Aufsitzen

[537] Aufsitzen, verb. irreg. neutr. (S. Sitzen,) welches mit beyden Hülfswörtern gebraucht wird.

I. Mit dem Hülfsworte haben, auf etwas sitzen, d.i. befestiget seyn. Das Bergleder sitzt zwischen den Klüften der erzhaltigen Steine auf, in der Sprache der Bergleute. Der Ring hat hier aufgesessen.

II. Mit dem Hülfsworte seyn.

1. Aufgerichtet sitzen, im Gegensatze des Liegens. 1) Eigentlich. Im Bette aufsitzen. 2) In weiterer Bedeutung, außer dem Bette sitzen, spät aufbleiben. Die ganze Nacht aufsitzen. Wir sind heute lange aufgesessen.

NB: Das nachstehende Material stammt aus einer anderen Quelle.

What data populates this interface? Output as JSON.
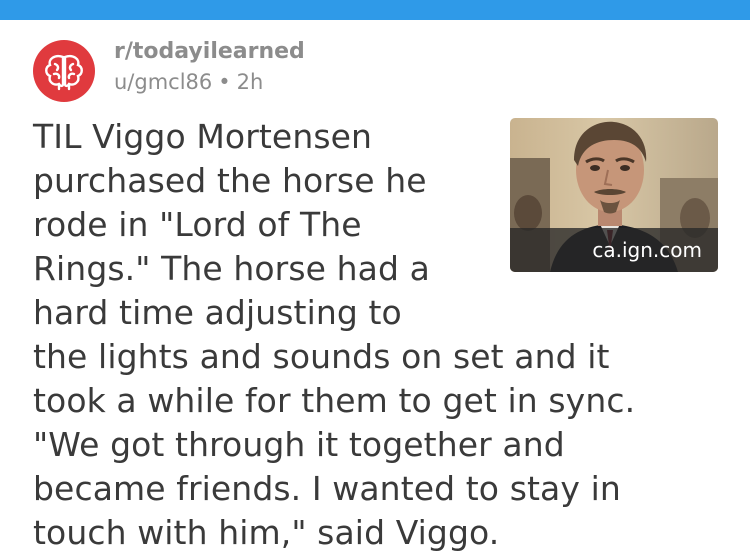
{
  "colors": {
    "topbar": "#2f9ae8",
    "avatar_bg": "#e03a3e",
    "meta_text": "#8c8c8c",
    "title_text": "#3a3a3a"
  },
  "post": {
    "subreddit": "r/todayilearned",
    "author": "u/gmcl86",
    "separator": "•",
    "age": "2h",
    "avatar_icon": "brain-icon",
    "title_lines": [
      "TIL Viggo Mortensen",
      "purchased the horse he",
      "rode in \"Lord of The",
      "Rings.\" The horse had a",
      "hard time adjusting to",
      "the lights and sounds on set and it",
      "took a while for them to get in sync.",
      "\"We got through it together and",
      "became friends. I wanted to stay in",
      "touch with him,\" said Viggo."
    ],
    "thumbnail": {
      "domain": "ca.ign.com"
    }
  }
}
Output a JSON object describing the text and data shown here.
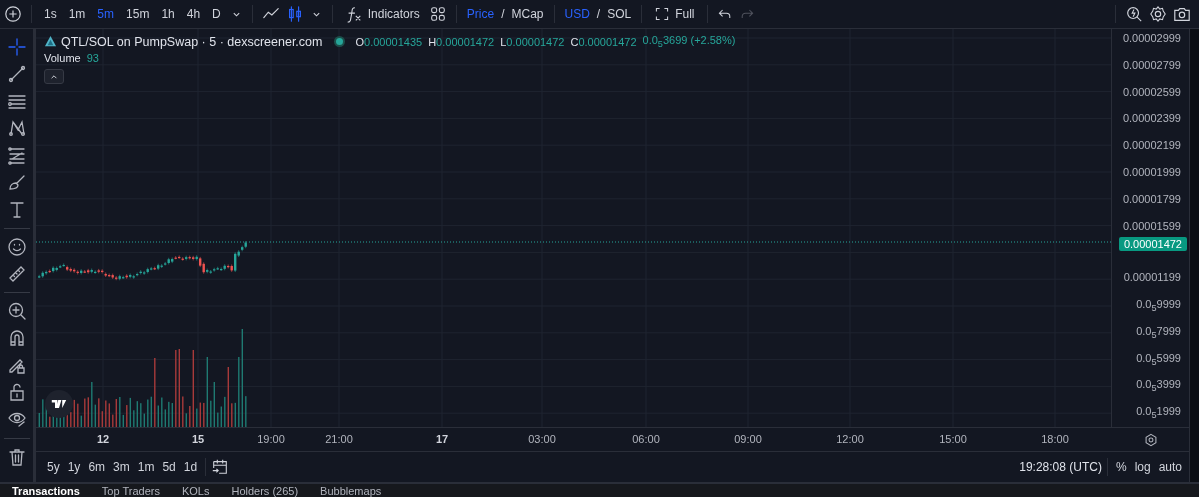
{
  "toolbar": {
    "intervals": [
      {
        "label": "1s",
        "selected": false
      },
      {
        "label": "1m",
        "selected": false
      },
      {
        "label": "5m",
        "selected": true
      },
      {
        "label": "15m",
        "selected": false
      },
      {
        "label": "1h",
        "selected": false
      },
      {
        "label": "4h",
        "selected": false
      },
      {
        "label": "D",
        "selected": false
      }
    ],
    "chart_types": [
      {
        "selected": false
      },
      {
        "selected": true
      }
    ],
    "indicators": "Indicators",
    "price_toggle": {
      "options": [
        {
          "label": "Price",
          "selected": true
        },
        {
          "label": "MCap",
          "selected": false
        }
      ],
      "separator": "/"
    },
    "currency_toggle": {
      "options": [
        {
          "label": "USD",
          "selected": true
        },
        {
          "label": "SOL",
          "selected": false
        }
      ],
      "separator": "/"
    },
    "full": "Full"
  },
  "tools": [
    {
      "selected": true
    },
    {
      "selected": false
    },
    {
      "selected": false
    },
    {
      "selected": false
    },
    {
      "selected": false
    },
    {
      "selected": false
    },
    {
      "selected": false
    },
    {
      "selected": false
    },
    {
      "selected": false
    },
    {
      "selected": false
    },
    {
      "selected": false
    },
    {
      "selected": false
    },
    {
      "selected": false
    },
    {
      "selected": false
    },
    {
      "selected": false
    }
  ],
  "legend": {
    "symbol": "QTL/SOL on PumpSwap · 5 · dexscreener.com",
    "ohlc": [
      {
        "key": "O",
        "value": "0.00001435"
      },
      {
        "key": "H",
        "value": "0.00001472"
      },
      {
        "key": "L",
        "value": "0.00001472"
      },
      {
        "key": "C",
        "value": "0.00001472"
      }
    ],
    "change": "0.0$_{5}$3699 (+2.58%)",
    "volume_label": "Volume",
    "volume_value": "93"
  },
  "price_axis": {
    "labels": [
      "0.00002999",
      "0.00002799",
      "0.00002599",
      "0.00002399",
      "0.00002199",
      "0.00001999",
      "0.00001799",
      "0.00001599",
      "0.00001199",
      "0.0$_{5}$9999",
      "0.0$_{5}$7999",
      "0.0$_{5}$5999",
      "0.0$_{5}$3999",
      "0.0$_{5}$1999"
    ],
    "current_price": "0.00001472"
  },
  "time_axis": [
    {
      "label": "12",
      "kind": "day"
    },
    {
      "label": "15",
      "kind": "day"
    },
    {
      "label": "19:00",
      "kind": "time"
    },
    {
      "label": "21:00",
      "kind": "time"
    },
    {
      "label": "17",
      "kind": "day"
    },
    {
      "label": "03:00",
      "kind": "time"
    },
    {
      "label": "06:00",
      "kind": "time"
    },
    {
      "label": "09:00",
      "kind": "time"
    },
    {
      "label": "12:00",
      "kind": "time"
    },
    {
      "label": "15:00",
      "kind": "time"
    },
    {
      "label": "18:00",
      "kind": "time"
    }
  ],
  "ranges": [
    "5y",
    "1y",
    "6m",
    "3m",
    "1m",
    "5d",
    "1d"
  ],
  "clock": "19:28:08 (UTC)",
  "scale_options": [
    "%",
    "log",
    "auto"
  ],
  "bottom_tabs": [
    {
      "label": "Transactions",
      "selected": true
    },
    {
      "label": "Top Traders",
      "selected": false
    },
    {
      "label": "KOLs",
      "selected": false
    },
    {
      "label": "Holders (265)",
      "selected": false
    },
    {
      "label": "Bubblemaps",
      "selected": false
    }
  ]
}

2. Sich auf etwas setzen, absolute, und ohne Beyfügung des Ortes. Die Hühner wollen aufsitzen, sich auf ihre Stange setzen, welche daher in der Landwirthschaft auch die Aufsitzstange genannt wird. Besonders, sich zu Pferde setzen. Sie alle sitzen auf, Zachar. Sie sind schon aufgesessen. Das Pferd läßt nicht gerne aufsitzen. Daher das Aufsitzgeld, ein Geschenk, welches der Bereiter bey dem ersten Aufsitzen von seinem Schüler erhält. In noch engerer Bedeutung wurde dieses Wort bey der ehemahligen Verfassung des Lebens- und Kriegeswesens von den Vasallen gebraucht, wenn sie auf Verlangen des Oberherrn in ihrer Rüstung zu Pferde wider einen allgemeinen Feind erschienen. Der ganze Adel muß aufsitzen. Es wird daher in den mittlern Zeiten ein Reiter zuweilen auch ein Aufsitzer genannt. Einem aufgesessen seyn, figürlich und nur allein im Participio, widerwärtig gegen ihn gesinnet seyn. Er ist nur mir so aufgesessen.

Anm. In Oberdeutschland hat dieses Zeitwort auch noch die Bedeutung des Aufstehens von dem Sitze.

Quelle:
Adelung, Grammatisch-kritisches Wörterbuch der Hochdeutschen Mundart, Band 1. Leipzig 1793, S. 537.